What we need in Turkey is not people who know something about everything, but people who specialize in just one thing. Unfortunately, we have crisis management instead of risk management. After a disaster, the state diverts all its resources to the disaster region, but nothing is done before the disaster has taken place. We keep talking about climate change but we cannot support the right engineering. Municipalities are building roads either without any calculation or based on information about past rain levels. Instead, calculations should be based on the fact that rainfall will increase in intensity.
Many people blame HES power plants for disasters in the Black Sea. Are you against their construction?
I don’t say that no HES plants should be built. But they should be properly constructed. There is currently a HES frenzy. You can’t have 10 HES plants on one river. Most of the HES plants are not nature-friendly. Let’s not forget that natural disasters are man-made disasters, and disasters are traps for poverty. The money is spent on disaster relief rather than the welfare of society. Too little is done too late. Although there are many things that have to be done, they are taking place very slowly.
The first thing to do is to stop the growth of risk. OK, there have been mistaken constructions in the past; OK, there have been constructions on river beds. But now is the time to stop. If it continues like this, many more people will die. Man-made disasters need to stop.
Some blame plantations of tea and hazelnut for the landslides.
That’s a wrong diagnosis. When you have the wrong diagnosis, you can’t have a solution. Populist rhetoric gets us away from the solution. I am one of those who talks most about climate change, but if you don’t have the proper settlement plans you will end up with landslides even if you have trees and forests instead of tea.

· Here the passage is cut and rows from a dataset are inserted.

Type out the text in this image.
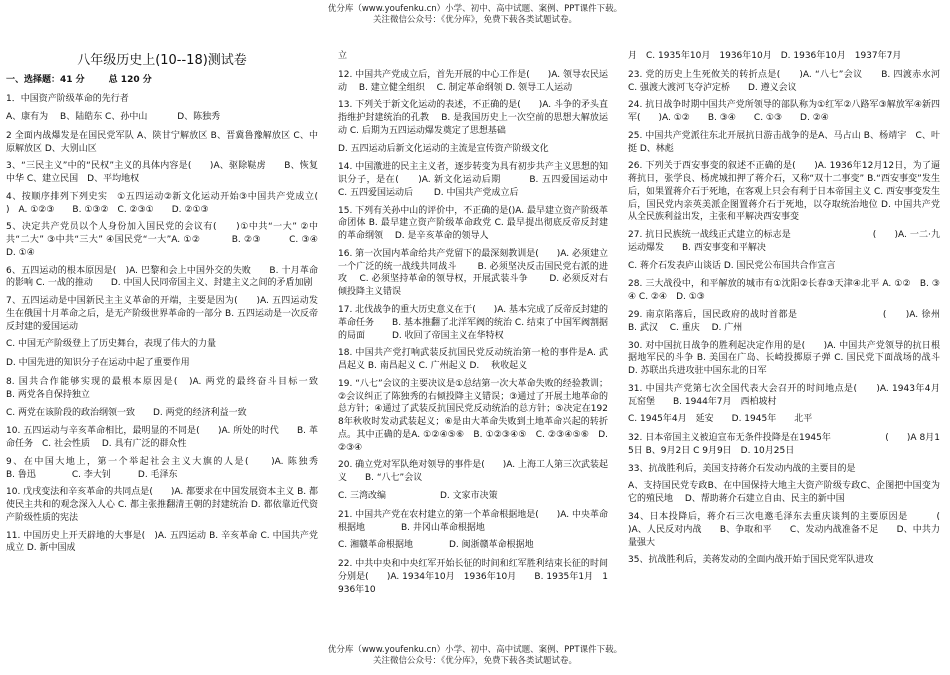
优分库（www.youfenku.cn）小学、初中、高中试题、案例、PPT课件下载。
关注微信公众号：《优分库》，免费下载各类试题试卷。
八年级历史上(10--18)测试卷
一、选择题：41 分	总 120 分
1．中国资产阶级革命的先行者
A、康有为　 B、陆皓东 C、孙中山　　　 D、陈独秀
2 全面内战爆发是在国民党军队 A、陕甘宁解放区 B、晋冀鲁豫解放区 C、中原解放区 D、大别山区
3、“三民主义”中的“民权”主义的具体内容是(　　)A、驱除鞑虏　　B、恢复中华 C、建立民国　D、平均地权
4、按顺序排列下列史实　①五四运动②新文化运动开始③中国共产党成立(　　)　A. ①②③　　B. ①③②　C. ②③①　　D. ②①③
5、决定共产党员以个人身份加入国民党的会议有(　　)①中共“一大” ②中共“二大” ③中共“三大” ④国民党“一大”A. ①②　　　 B. ②③　　　C. ③④　　　D. ①④
6、五四运动的根本原因是(　)A. 巴黎和会上中国外交的失败　　B. 十月革命的影响 C. 一战的推动　　D. 中国人民同帝国主义、封建主义之间的矛盾加剧
7、五四运动是中国新民主主义革命的开端，主要是因为(　　)A. 五四运动发生在俄国十月革命之后，是无产阶级世界革命的一部分 B. 五四运动是一次反帝反封建的爱国运动
C. 中国无产阶级登上了历史舞台，表现了伟大的力量
D. 中国先进的知识分子在运动中起了重要作用
8. 国共合作能够实现的最根本原因是(　)A. 两党的最终奋斗目标一致　　　　B. 两党各自保持独立
C. 两党在该阶段的政治纲领一致　　D. 两党的经济利益一致
10. 五四运动与辛亥革命相比，最明显的不同是(　　)A. 所处的时代　　B. 革命任务　C. 社会性质　 D. 具有广泛的群众性
9、在中国大地上，第一个举起社会主义大旗的人是(　　)A. 陈独秀　　　　B. 鲁迅　　　　C. 李大钊　　　D. 毛泽东
10. 戊戌变法和辛亥革命的共同点是(　　)A. 都要求在中国发展资本主义 B. 都使民主共和的观念深入人心 C. 都主张推翻清王朝的封建统治 D. 都依靠近代资产阶级性质的宪法
11. 中国历史上开天辟地的大事是(　)A. 五四运动 B. 辛亥革命 C. 中国共产党成立 D. 新中国成
立
12. 中国共产党成立后，首先开展的中心工作是(　　)A. 领导农民运动　 B. 建立健全组织　 C. 制定革命纲领 D. 领导工人运动
13. 下列关于新文化运动的表述，不正确的是(　　)A. 斗争的矛头直指维护封建统治的孔教　 B. 是我国历史上一次空前的思想大解放运动 C. 后期为五四运动爆发奠定了思想基础
D. 五四运动后新文化运动的主流是宣传资产阶级文化
14. 中国激进的民主主义者，逐步转变为具有初步共产主义思想的知识分子，是在(　　)A. 新文化运动后期　　　B. 五四爱国运动中　C. 五四爱国运动后　　 D. 中国共产党成立后
15. 下列有关孙中山的评价中，不正确的是()A. 最早建立资产阶级革命团体 B. 最早建立资产阶级革命政党 C. 最早提出彻底反帝反封建的革命纲领　 D. 是辛亥革命的领导人
16. 第一次国内革命给共产党留下的最深刻教训是(　　)A. 必须建立一个广泛的统一战线共同战斗　　 B. 必须坚决反击国民党右派的进攻　 C. 必须坚持革命的领导权，开展武装斗争　　 D. 必须反对右倾投降主义错误
17. 北伐战争的重大历史意义在于(　　)A. 基本完成了反帝反封建的革命任务　　B. 基本推翻了北洋军阀的统治 C. 结束了中国军阀割据的局面　　　D. 收回了帝国主义在华特权
18. 中国共产党打响武装反抗国民党反动统治第一枪的事件是A. 武昌起义 B. 南昌起义 C. 广州起义 D. 　秋收起义
19. “八七”会议的主要决议是①总结第一次大革命失败的经验教训；②会议纠正了陈独秀的右倾投降主义错误；③通过了开展土地革命的总方针；④通过了武装反抗国民党反动统治的总方针；⑤决定在1928年秋收时发动武装起义；⑥是由大革命失败到土地革命兴起的转折点。其中正确的是A. ①②④⑤⑥　B. ①②③④⑤　C. ②③④⑤⑥　D. ②③④
20. 确立党对军队绝对领导的事件是(　　)A. 上海工人第三次武装起义　　B. “八七”会议
C. 三湾改编　　　　　　D. 文家市决策
21. 中国共产党在农村建立的第一个革命根据地是(　　)A. 中央革命根据地　　　　B. 井冈山革命根据地
C. 湘赣革命根据地　　　　D. 闽浙赣革命根据地
22. 中共中央和中央红军开始长征的时间和红军胜利结束长征的时间分别是(　　)A. 1934年10月　1936年10月　　B. 1935年1月　1936年10
月　C. 1935年10月　1936年10月　D. 1936年10月　1937年7月
23. 党的历史上生死攸关的转折点是(　　)A. “八七”会议　　B. 四渡赤水河　C. 强渡大渡河飞夺泸定桥　　D. 遵义会议
24. 抗日战争时期中国共产党所领导的部队称为①红军②八路军③解放军④新四军(　　)A. ①②　　B. ③④　　C. ①③　　D. ②④
25. 中国共产党派往东北开展抗日游击战争的是A、马占山 B、杨靖宇　C、叶挺 D、林彪
26. 下列关于西安事变的叙述不正确的是(　　)A. 1936年12月12日，为了逼蒋抗日，张学良、杨虎城扣押了蒋介石，又称“双十二事变” B.“西安事变”发生后，如果置蒋介石于死地，在客观上只会有利于日本帝国主义 C. 西安事变发生后，国民党内亲英美派企图置蒋介石于死地，以夺取统治地位 D. 中国共产党从全民族利益出发，主张和平解决西安事变
27. 抗日民族统一战线正式建立的标志是　　　　　　　　　(　　)A. 一二·九运动爆发　　B. 西安事变和平解决
C. 蒋介石发表庐山谈话 D. 国民党公布国共合作宣言
28. 三大战役中，和平解放的城市有①沈阳②长春③天津④北平 A. ①②　B. ③④ C. ②④　D. ①③
29. 南京陷落后，国民政府的战时首都是　　　　　　　　　(　　)A. 徐州　 B. 武汉　 C. 重庆　 D. 广州
30. 对中国抗日战争的胜利起决定作用的是(　　)A. 中国共产党领导的抗日根据地军民的斗争 B. 美国在广岛、长崎投掷原子弹 C. 国民党下面战场的战斗　　　　D. 苏联出兵进攻驻中国东北的日军
31. 中国共产党第七次全国代表大会召开的时间地点是(　　)A. 1943年4月　瓦窑堡　　B. 1944年7月　西柏坡村
C. 1945年4月　延安　　D. 1945年　　北平
32. 日本帝国主义被迫宣布无条件投降是在1945年　　　　　　(　　)A 8月15日 B、9月2日 C 9月9日　D. 10月25日
33、抗战胜利后，美国支持蒋介石发动内战的主要目的是
A、支持国民党专政B、在中国保持大地主大资产阶级专政C、企图把中国变为它的殖民地　 D、帮助蒋介石建立自由、民主的新中国
34、日本投降后，蒋介石三次电邀毛泽东去重庆谈判的主要原因是　　　(　　)A、人民反对内战　　B、争取和平　　C、发动内战准备不足　　D、中共力量强大
35、抗战胜利后，美蒋发动的全面内战开始于国民党军队进攻
优分库（www.youfenku.cn）小学、初中、高中试题、案例、PPT课件下载。
关注微信公众号：《优分库》，免费下载各类试题试卷。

New settlements continue to be constructed in riverbeds. We need to stop that. Not only do we not decrease the risk and get it under control, we can’t even stop the risk from growing. The gap between the work being done and the risk keeps getting bigger.
Who is Mikdat Kadıoğlu?
Professor Mikdat Kadıoğlu graduated from Istanbul Technical University’s (İTU) meteorological engineering department in 1984. He conducted his post graduates studies in atmospheric sciences at the University of Missouri in the United States.
Kadıoğlu has 20 years of experience in the field of the atmospheric sciences and 10 years of experience in the field of disaster management. His studies concentrate mainly on disaster risk management, disaster response planning, hydro-meteorological disasters and climate change. He is currently chairman of the Disaster Management Center and Meteorological Engineering Department at İTÜ.